The prisoner’s dilemma has two interesting characteristics that make it a useful model of a social dilemma. For one, the prisoner’s dilemma is arranged so that a positive outcome for one player does not necessarily mean a negative outcome for the other player (i.e., the prisoner’s dilemma is not a fixed-sum situation but an integrative one). If you consider again the matrix in Figure 12.5, you can see that if one player takes the cooperative choice (to not confess) and the other takes the competitive choice (to confess), then the prisoner who cooperates loses, whereas the other prisoner wins. However, if both prisoners make the cooperative choice, each remaining quiet, then neither gains more than the other, and both prisoners receive a relatively light sentence. In this sense, both players can win at the same time.
Second, the prisoner’s dilemma matrix is arranged such that each individual player is motivated to take the competitive choice because this choice leads to a higher payoff regardless of what the other player does. Imagine for a moment that you are Malik, and you are trying to decide whether to cooperate (don’t confess) or to compete (confess). And imagine that you are not really sure what Frank is going to do. Remember that the goal of the individual is to maximize rewards. The values in the matrix make it clear that if you think that Frank is going to confess, you should confess yourself (to get 10 rather than 30 years in prison). And it is also clear that if you think Frank is not going to confess, you should still confess (to get no years rather than three years in prison). So the matrix is arranged so that the “best” alternative for each player, at least in the sense of pure self-interest, is to make the competitive choice, even though in the end both players would prefer the combination in which both players cooperate to the one in which they both compete.

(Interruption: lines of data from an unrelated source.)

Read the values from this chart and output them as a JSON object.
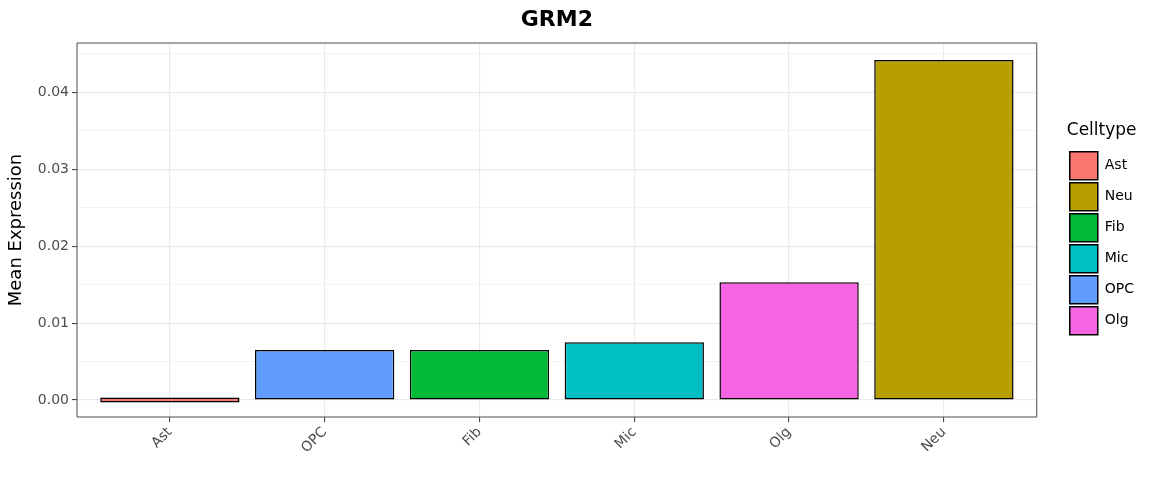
{
  "chart_data": {
    "type": "bar",
    "title": "GRM2",
    "ylabel": "Mean Expression",
    "legend_title": "Celltype",
    "categories": [
      "Ast",
      "OPC",
      "Fib",
      "Mic",
      "Olg",
      "Neu"
    ],
    "series": [
      {
        "name": "Ast",
        "color": "#f8766d",
        "values": [
          0,
          null,
          null,
          null,
          null,
          null
        ]
      },
      {
        "name": "Neu",
        "color": "#b79f00",
        "values": [
          null,
          null,
          null,
          null,
          null,
          0.0442
        ]
      },
      {
        "name": "Fib",
        "color": "#00ba38",
        "values": [
          null,
          null,
          0.0065,
          null,
          null,
          null
        ]
      },
      {
        "name": "Mic",
        "color": "#00bfc4",
        "values": [
          null,
          null,
          null,
          0.0075,
          null,
          null
        ]
      },
      {
        "name": "OPC",
        "color": "#619cff",
        "values": [
          null,
          0.0065,
          null,
          null,
          null,
          null
        ]
      },
      {
        "name": "Olg",
        "color": "#f564e3",
        "values": [
          null,
          null,
          null,
          null,
          0.0153,
          null
        ]
      }
    ],
    "ylim": [
      -0.0022,
      0.0464
    ],
    "yticks": [
      {
        "value": 0,
        "label": "0.00"
      },
      {
        "value": 0.005,
        "label": null
      },
      {
        "value": 0.01,
        "label": "0.01"
      },
      {
        "value": 0.015,
        "label": null
      },
      {
        "value": 0.02,
        "label": "0.02"
      },
      {
        "value": 0.025,
        "label": null
      },
      {
        "value": 0.03,
        "label": "0.03"
      },
      {
        "value": 0.035,
        "label": null
      },
      {
        "value": 0.04,
        "label": "0.04"
      },
      {
        "value": 0.045,
        "label": null
      }
    ],
    "grid": true,
    "legend": "right"
  }
}
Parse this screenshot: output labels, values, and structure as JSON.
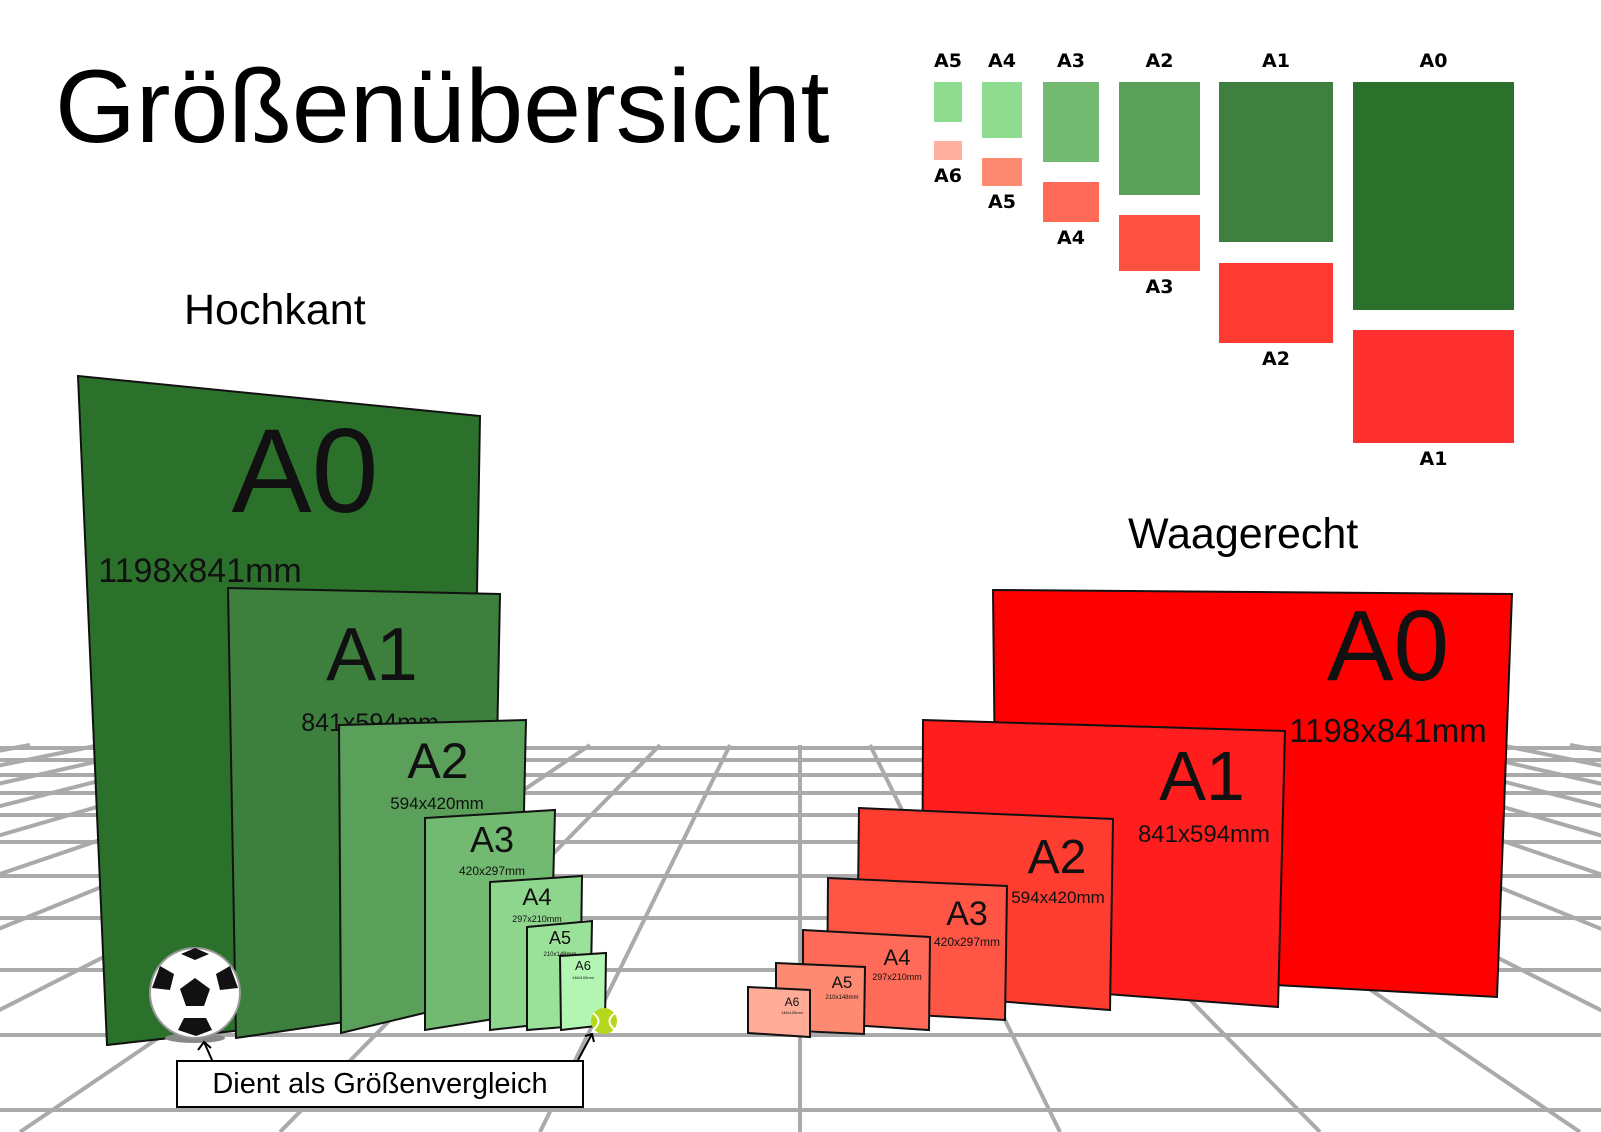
{
  "title": "Größenübersicht",
  "portrait_label": "Hochkant",
  "landscape_label": "Waagerecht",
  "comparison_note": "Dient als Größenvergleich",
  "colors": {
    "green": [
      "#2b712b",
      "#3d7f3d",
      "#5a9f5a",
      "#72ba72",
      "#8ed68e",
      "#9ae19a",
      "#b3f5b3"
    ],
    "red": [
      "#ff0000",
      "#ff1d1d",
      "#ff3c30",
      "#ff5545",
      "#ff6b58",
      "#ff8a72",
      "#ffab98"
    ]
  },
  "portrait": [
    {
      "name": "A0",
      "size": "1198x841mm"
    },
    {
      "name": "A1",
      "size": "841x594mm"
    },
    {
      "name": "A2",
      "size": "594x420mm"
    },
    {
      "name": "A3",
      "size": "420x297mm"
    },
    {
      "name": "A4",
      "size": "297x210mm"
    },
    {
      "name": "A5",
      "size": "210x148mm"
    },
    {
      "name": "A6",
      "size": "148x105mm"
    }
  ],
  "landscape": [
    {
      "name": "A0",
      "size": "1198x841mm"
    },
    {
      "name": "A1",
      "size": "841x594mm"
    },
    {
      "name": "A2",
      "size": "594x420mm"
    },
    {
      "name": "A3",
      "size": "420x297mm"
    },
    {
      "name": "A4",
      "size": "297x210mm"
    },
    {
      "name": "A5",
      "size": "210x148mm"
    },
    {
      "name": "A6",
      "size": "148x105mm"
    }
  ],
  "overview": [
    {
      "top": "A5",
      "bottom": "A6"
    },
    {
      "top": "A4",
      "bottom": "A5"
    },
    {
      "top": "A3",
      "bottom": "A4"
    },
    {
      "top": "A2",
      "bottom": "A3"
    },
    {
      "top": "A1",
      "bottom": "A2"
    },
    {
      "top": "A0",
      "bottom": "A1"
    }
  ],
  "icons": [
    "soccer-ball-icon",
    "tennis-ball-icon",
    "arrow-icon"
  ]
}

Although initially specified in terms of the two prisoners, similar payoff matrices can be used to predict behavior in many different types of dilemmas involving two or more parties and including choices between helping and not helping, working and loafing, and paying and not paying debts (Weber & Messick, 2004). For instance, we can use the prisoner’s dilemma to help us understand a contributions dilemma, such as why two roommates might not want to contribute to the housework. Each of them would be better off if they relied on the other to clean the house. Yet if neither of them makes an effort to clean the house (the cooperative choice), the house becomes a mess and they will both be worse off.